It’s too soon to determine if the fall of SVB heralds a new era for venture capital, but based on anecdotal evidence, off the record discussions, and chats with co-workers, it appears that we are back to normal where fundraising kicked off before the income is concerned.
It’s not a scientific sample, but several investors signaled this week on Twitter that they remain interested in talking to founders who are still in the idea stage. My take: With the contagion contained, the VC community feels fine writing small checks for startups with no revenue, but Series A and above? More or less.
As long as this recession persists, this investor Q&A will be a monthly column on TC+. Whether you’re a recently laid off worker considering striking out on your own, an H-1B employee who’s made it this far, or just looking for tips and advice that can help you connect with early-stage investors, please read and share.
Many thanks to all the investors who took the time to answer these questions in such detail! If you’re an early-stage investor wanting to be included in future columns, please email [email protected] with “How to Introduce Myself” in the subject line.
These are the ones who participated:
- brian backeengeneral partner, Lightship Capital
- masha bucher, founder and general partner, Day One Ventures
- Rebecca Liu DoyleCEO, Insight
- Clelia Warburg-PetersManaging Partner, Era Ventures
- nick adamsManaging Partner and Co-Founder of Differential Ventures
- Lisa Lambertfounder and president of National Grid Partners
- elizabeth yinco-founder and general partner, Hustle Fund
Brian Backeen, General Partner, Lightship Capital
What kind of investment opportunities are you looking for in March 2023?
Like many investors, we are bullish on AI. We made two AI-related investments in April and continue to look for opportunities in that space.
How would you prefer to be approached by a founder with their opening pitch: a cold email, a warm introduction, or another method?
We have an online portal at lighthouse.capital that founders can use to solicit investments. We do this to avoid a problem with VC investors called “network bias.” Founders must apply on our portal and follow Twitter.
What is a traditional fundraising tactic that founders should remove from their toolkit, something that no longer works but is still common practice?
Solicit warm introductions and try to “build rapport” with investors. Spend your time building a great business and you will earn investment. I don’t need new friends.
Tell us about the best pitch you’ve received recently. At what point in your presentation did you realize you were going to invest?
I was introduced by a firm called MuseTax recently. Great founders, subject matter experts, the real deal. It made me want to invest in the first 10 minutes. They are on stage now.
Can you share a tip that can help a first-time founder stand out?
Don’t focus on the investment; focus on design. Don’t let your engineers build an ugly product with great password reset functionality but limited user value.

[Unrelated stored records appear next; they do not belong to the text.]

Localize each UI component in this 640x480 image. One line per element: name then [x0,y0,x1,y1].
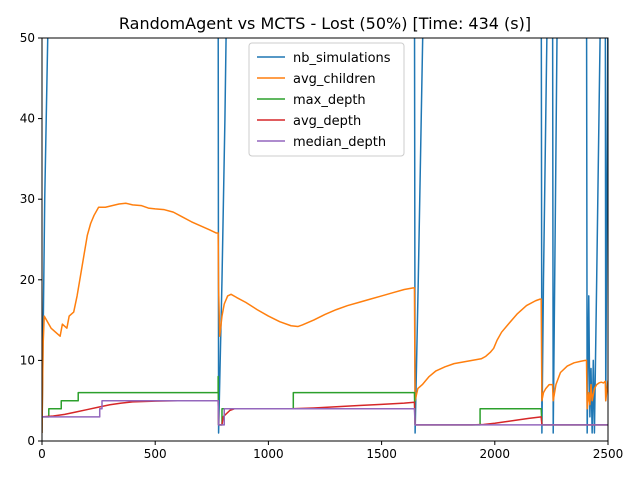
y-tick-label: 50 [20,31,35,45]
x-tick-label: 0 [38,447,46,461]
series-layer [42,38,608,434]
x-tick-label: 2000 [480,447,511,461]
x-tick-label: 1500 [366,447,397,461]
series-line-avg-children [42,202,608,433]
y-tick-label: 20 [20,273,35,287]
legend-label: avg_children [293,72,376,87]
legend: nb_simulations avg_children max_depth avg_d… [248,42,405,157]
x-tick-label: 500 [144,447,167,461]
x-tick-label: 1000 [253,447,284,461]
plot-frame [41,37,609,442]
legend-label: avg_depth [293,114,361,129]
axes-layer: 0 500 1000 1500 2000 2500 0 10 20 30 40 50 [20,31,624,461]
legend-label: max_depth [293,93,366,108]
y-tick-label: 10 [20,353,35,367]
legend-label: median_depth [293,135,386,150]
y-tick-label: 30 [20,192,35,206]
series-line-nb-simulations [42,38,608,434]
legend-box [248,42,405,157]
x-tick-label: 2500 [593,447,624,461]
series-line-median-depth [42,399,608,426]
y-tick-label: 0 [27,434,35,448]
legend-label: nb_simulations [293,51,391,66]
chart-title: RandomAgent vs MCTS - Lost (50%) [Time: … [119,14,531,33]
y-tick-label: 40 [20,112,35,126]
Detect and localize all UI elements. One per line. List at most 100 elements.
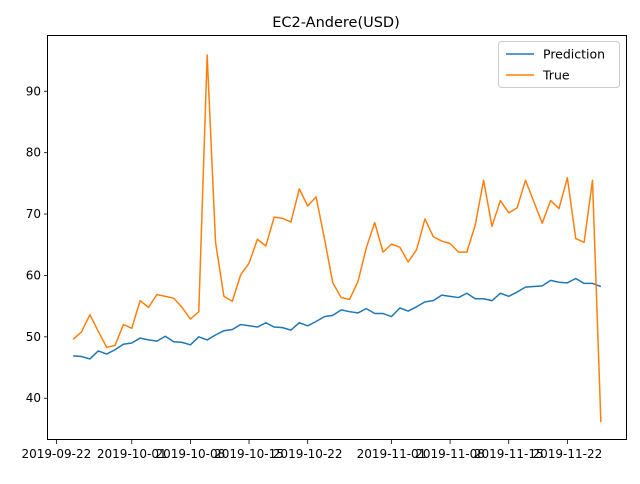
chart-title: EC2-Andere(USD) (272, 15, 400, 31)
data-point-prediction (264, 321, 267, 324)
data-point-prediction (440, 294, 443, 297)
x-tick-label: 2019-11-08 (415, 447, 485, 461)
data-point-true (398, 246, 401, 249)
series-line-prediction (73, 277, 602, 360)
data-point-true (105, 346, 108, 349)
y-tick-label: 60 (26, 268, 41, 282)
data-point-prediction (356, 311, 359, 314)
data-point-true (457, 251, 460, 254)
data-point-prediction (365, 307, 368, 310)
data-point-prediction (382, 312, 385, 315)
data-point-prediction (532, 285, 535, 288)
data-point-prediction (197, 335, 200, 338)
data-point-prediction (164, 335, 167, 338)
y-tick-label: 70 (26, 207, 41, 221)
data-point-prediction (415, 305, 418, 308)
legend-label: Prediction (543, 47, 605, 62)
data-point-true (122, 323, 125, 326)
data-point-true (474, 224, 477, 227)
data-point-true (365, 246, 368, 249)
data-point-prediction (398, 306, 401, 309)
data-point-prediction (231, 328, 234, 331)
data-point-prediction (549, 279, 552, 282)
data-point-true (449, 242, 452, 245)
data-point-prediction (474, 297, 477, 300)
data-point-prediction (599, 285, 602, 288)
x-tick-label: 2019-11-22 (532, 447, 602, 461)
data-point-true (591, 179, 594, 182)
x-tick-label: 2019-10-22 (273, 447, 343, 461)
data-point-true (340, 296, 343, 299)
data-point-true (574, 237, 577, 240)
data-point-prediction (566, 281, 569, 284)
data-point-prediction (373, 312, 376, 315)
data-point-prediction (499, 292, 502, 295)
data-point-true (139, 299, 142, 302)
data-point-prediction (155, 340, 158, 343)
data-point-true (507, 211, 510, 214)
legend-label: True (542, 68, 570, 83)
data-point-true (222, 295, 225, 298)
legend-box (498, 41, 620, 88)
data-point-true (423, 217, 426, 220)
data-point-true (264, 244, 267, 247)
x-tick-label: 2019-10-08 (156, 447, 226, 461)
data-point-prediction (239, 323, 242, 326)
data-point-true (239, 273, 242, 276)
data-point-prediction (465, 292, 468, 295)
data-point-true (273, 216, 276, 219)
series-line-true (72, 54, 602, 423)
data-point-prediction (516, 291, 519, 294)
data-point-prediction (348, 310, 351, 313)
data-point-prediction (72, 354, 75, 357)
data-point-prediction (206, 338, 209, 341)
x-tick-label: 2019-09-22 (22, 447, 92, 461)
data-point-true (583, 241, 586, 244)
data-point-prediction (583, 282, 586, 285)
x-tick-label: 2019-11-01 (357, 447, 427, 461)
data-point-prediction (88, 357, 91, 360)
data-point-prediction (139, 337, 142, 340)
data-point-prediction (181, 341, 184, 344)
data-point-true (88, 313, 91, 316)
data-point-prediction (298, 321, 301, 324)
data-point-true (189, 318, 192, 321)
data-point-prediction (591, 282, 594, 285)
data-point-prediction (80, 355, 83, 358)
data-point-prediction (490, 299, 493, 302)
data-point-true (490, 225, 493, 228)
data-point-true (97, 330, 100, 333)
data-point-true (323, 237, 326, 240)
y-axis: 40 50 60 70 80 90 (26, 84, 48, 405)
data-point-true (432, 235, 435, 238)
data-point-true (248, 262, 251, 265)
data-point-prediction (130, 341, 133, 344)
data-point-true (114, 344, 117, 347)
data-point-true (549, 199, 552, 202)
data-point-true (206, 54, 209, 57)
data-point-true (541, 222, 544, 225)
data-point-true (482, 179, 485, 182)
data-point-true (516, 206, 519, 209)
data-point-true (382, 251, 385, 254)
data-point-true (566, 176, 569, 179)
data-point-true (155, 293, 158, 296)
data-point-prediction (289, 329, 292, 332)
data-point-prediction (189, 343, 192, 346)
y-tick-label: 80 (26, 146, 41, 160)
data-point-prediction (390, 315, 393, 318)
y-tick-label: 40 (26, 391, 41, 405)
data-point-true (415, 248, 418, 251)
data-point-prediction (281, 326, 284, 329)
legend: Prediction True (498, 41, 620, 88)
data-point-true (72, 338, 75, 341)
y-tick-label: 90 (26, 84, 41, 98)
data-point-true (331, 281, 334, 284)
data-point-prediction (541, 284, 544, 287)
x-tick-label: 2019-11-15 (474, 447, 544, 461)
plot-marks (72, 54, 602, 423)
data-point-prediction (449, 295, 452, 298)
data-point-true (315, 195, 318, 198)
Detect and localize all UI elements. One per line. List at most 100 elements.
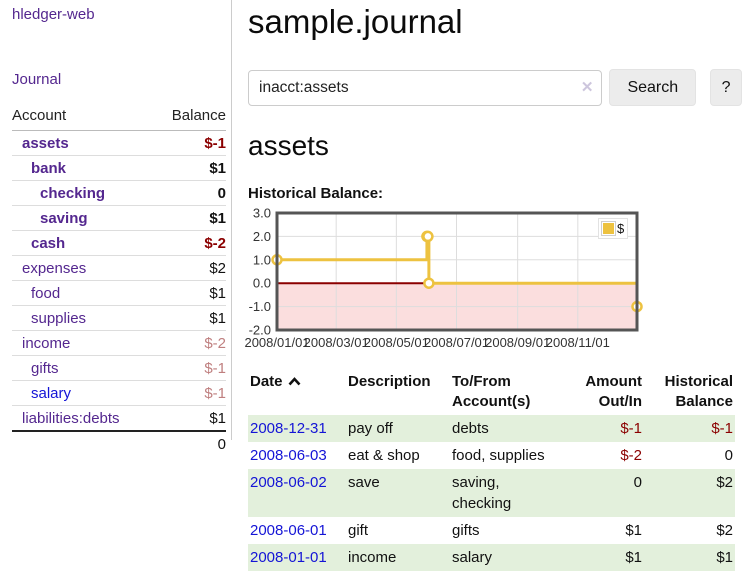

Don’t let the engineers tell you you’re not ready; is. Push it and learn.
Design it well and users or investors will follow. Design the first version well and you’ll end up with lots of engineering bills and no progress.
What are you reading/watching/listening to right now?
I keep watching season 1 of “Billions”. You know, before it got weird 🙂. Big show.
Masha Bucher, Founder and General Partner, Day One Ventures
What kind of investment opportunities are you looking for in March 2023?
During a healthy fundraising environment, the founders who do best often rely on their storytelling prowess and can win over investors with their charisma. They are the ones who are naturally good speakers and articulate with their vision.
There is a second type of founder with a different background. They are often upside down, rudimentary, and resource oriented. I call them “survivors”. Survivors are often immigrant founders, people of color, women, or others from underrepresented backgrounds.
I think survivors are the type of founders to back up during a downturn. They have been pushed to be rudimentary and survive all their lives; they are specially equipped to handle what the current times demand of them. They are good at making something out of nothing and are extremely profitable.
I’m looking at paths to monetization, business models, and paths to profitability. Investors are paying much more attention to numbers, business models, and the way founders manage finances. Expect many more questions challenging the business model.
I’m looking at how much revenue is coming from product quality vs. marketing. Founders who generate virality based on product quality show that they can make money with little marketing investment.
We love companies with high EBITDA. We love companies like Quinn, which has grown millions in revenue in just one year since launching with zero-cost viral marketing on TikTok.
How would you prefer to be approached by a founder with their opening pitch: a cold email, a warm introduction, or another method?
Cold email works very well, but it’s surprising how few people can do it well. In a cold email, every sentence should convince me to attend a meeting. With every word and every sentence, you must create the desire for an investor to meet you in person. You have to show a clear reason why they need to meet with you now, not next month.